Many studies of natural selection, behavioral ecology, and population biology in anoles focus on one to several populations over the course of days, weeks, or months. These studies require reliable identification of individual lizards over time. I describe several ID’ing methods in this post. Read on!
Felt-tip Permanent Markers (or paint pens) are great for marking lizards for fast identification in the field. A number or blotch on either side is quickly applied and easily visible from afar, especially with binoculars, so this method is great for behavioral observations. The major drawback of the permanent marker, however, is its impermanence (ironic, I know). A mark lasts only until the lizard sheds its skin. Thus, the ID could last a month, or it could be gone tomorrow.
Colored Beads, sewn into the tail musculature in different combinations using a thin wire, also allow for long range identification and behavioral study (see photo above). Akin to bird banding, beading is more permanent than marker. This method is more stressful to the animal, and quick and effective application takes some practice. It has been successful in lizards down to about 40 mm snout-vent length (Michele Johnson, personal communication).
Visible Implant Elastomers, made by Northwest Marine Technologies, are biologically inert solids that can be injected just beneath the surface of translucent tissues where they remain externally visible. By injecting any of the 10 available colors (6 colors will fluoresce under UV light) into different positions on the body, researchers have an inexhaustible number of unique combinations available for marking animals. Properly injected, these tags are permanent as the skin heals over the entry site. Because the tags aren’t visible from afar, the animal has to be in hand to determine its identity. Thus, for behavioral studies, combining permanent marker or colored beads with the VI elastomer allows for long range identification with the assurance that the animal is also permanently marked.

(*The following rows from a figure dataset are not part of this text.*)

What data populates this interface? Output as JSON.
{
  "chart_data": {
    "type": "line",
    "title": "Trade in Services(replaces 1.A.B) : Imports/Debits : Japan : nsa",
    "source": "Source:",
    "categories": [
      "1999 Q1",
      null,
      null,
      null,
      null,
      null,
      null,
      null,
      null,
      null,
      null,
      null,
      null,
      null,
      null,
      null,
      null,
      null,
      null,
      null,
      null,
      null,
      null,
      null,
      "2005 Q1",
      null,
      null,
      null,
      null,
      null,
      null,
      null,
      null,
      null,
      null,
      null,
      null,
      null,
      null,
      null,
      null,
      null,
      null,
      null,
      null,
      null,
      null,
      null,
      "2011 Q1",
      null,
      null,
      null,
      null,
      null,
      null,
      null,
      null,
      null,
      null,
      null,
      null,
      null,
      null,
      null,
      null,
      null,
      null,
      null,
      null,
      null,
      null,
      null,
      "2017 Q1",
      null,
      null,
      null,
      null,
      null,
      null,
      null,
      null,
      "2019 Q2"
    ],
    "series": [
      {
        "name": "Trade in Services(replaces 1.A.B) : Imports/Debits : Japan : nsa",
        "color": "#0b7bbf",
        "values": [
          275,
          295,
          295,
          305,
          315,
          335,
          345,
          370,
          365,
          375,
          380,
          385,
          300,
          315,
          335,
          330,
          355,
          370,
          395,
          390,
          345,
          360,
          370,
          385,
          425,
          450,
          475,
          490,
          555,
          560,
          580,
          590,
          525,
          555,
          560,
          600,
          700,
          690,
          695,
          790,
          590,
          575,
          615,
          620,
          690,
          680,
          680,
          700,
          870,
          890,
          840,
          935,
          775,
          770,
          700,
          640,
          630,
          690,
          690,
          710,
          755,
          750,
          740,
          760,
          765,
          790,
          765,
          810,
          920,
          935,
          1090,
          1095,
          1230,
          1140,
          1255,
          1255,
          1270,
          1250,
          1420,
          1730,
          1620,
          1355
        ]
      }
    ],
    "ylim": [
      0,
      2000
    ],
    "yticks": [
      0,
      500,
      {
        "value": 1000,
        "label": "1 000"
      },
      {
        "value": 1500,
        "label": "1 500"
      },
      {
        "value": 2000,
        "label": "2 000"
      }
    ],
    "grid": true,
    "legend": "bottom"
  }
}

Visible Implant Alpha Tags, also made by Northwest Marine Technologies, are perfect for those of us who struggle with combinatorics or just don’t want to deal with multiple marks and locations per animal. Like the elastomers, these are biologically inert, implantable tags with the difference that they have a black letter-number combo (i.e. A00, A01, … Z98, Z99) printed on one of four fluorescent background colors. These tags carry the same advantages and drawbacks of the elastomer tags. A unique drawback to this method is that a poorly implanted tag can be difficult to read, even under UV fluorescence.
Toe clipping is a classic method for marking small vertebrates. By clipping toes in different combinations on different limbs, a large number of lizards can be marked uniquely. Toe clipping, like the elastomer and alpha tags described above, is permanent, but the lizard has to be in hand for identification. For studies in the wild, clipping toes may negatively affect performance and survival. The evidence for this negative impact is mixed, however, and many wild lizards lose toes naturally so perhaps this isn’t a big issue. That said, the high prevalence of lost toes in the wild can introduce error to the marking system and lead to misidentification.
Spray paint is a great tool for mark-recapture studies estimating population size. A researcher visits the population on three different days, each day painting the lizard with a different color using a pump sprayer. The non-toxic, water-based paint is applied as minimally as possible while still allowing for color detection from all angles. The researcher uses a statistical model that uses the number of lizards painted with one, two, or three colors at the end of the survey to estimate population size.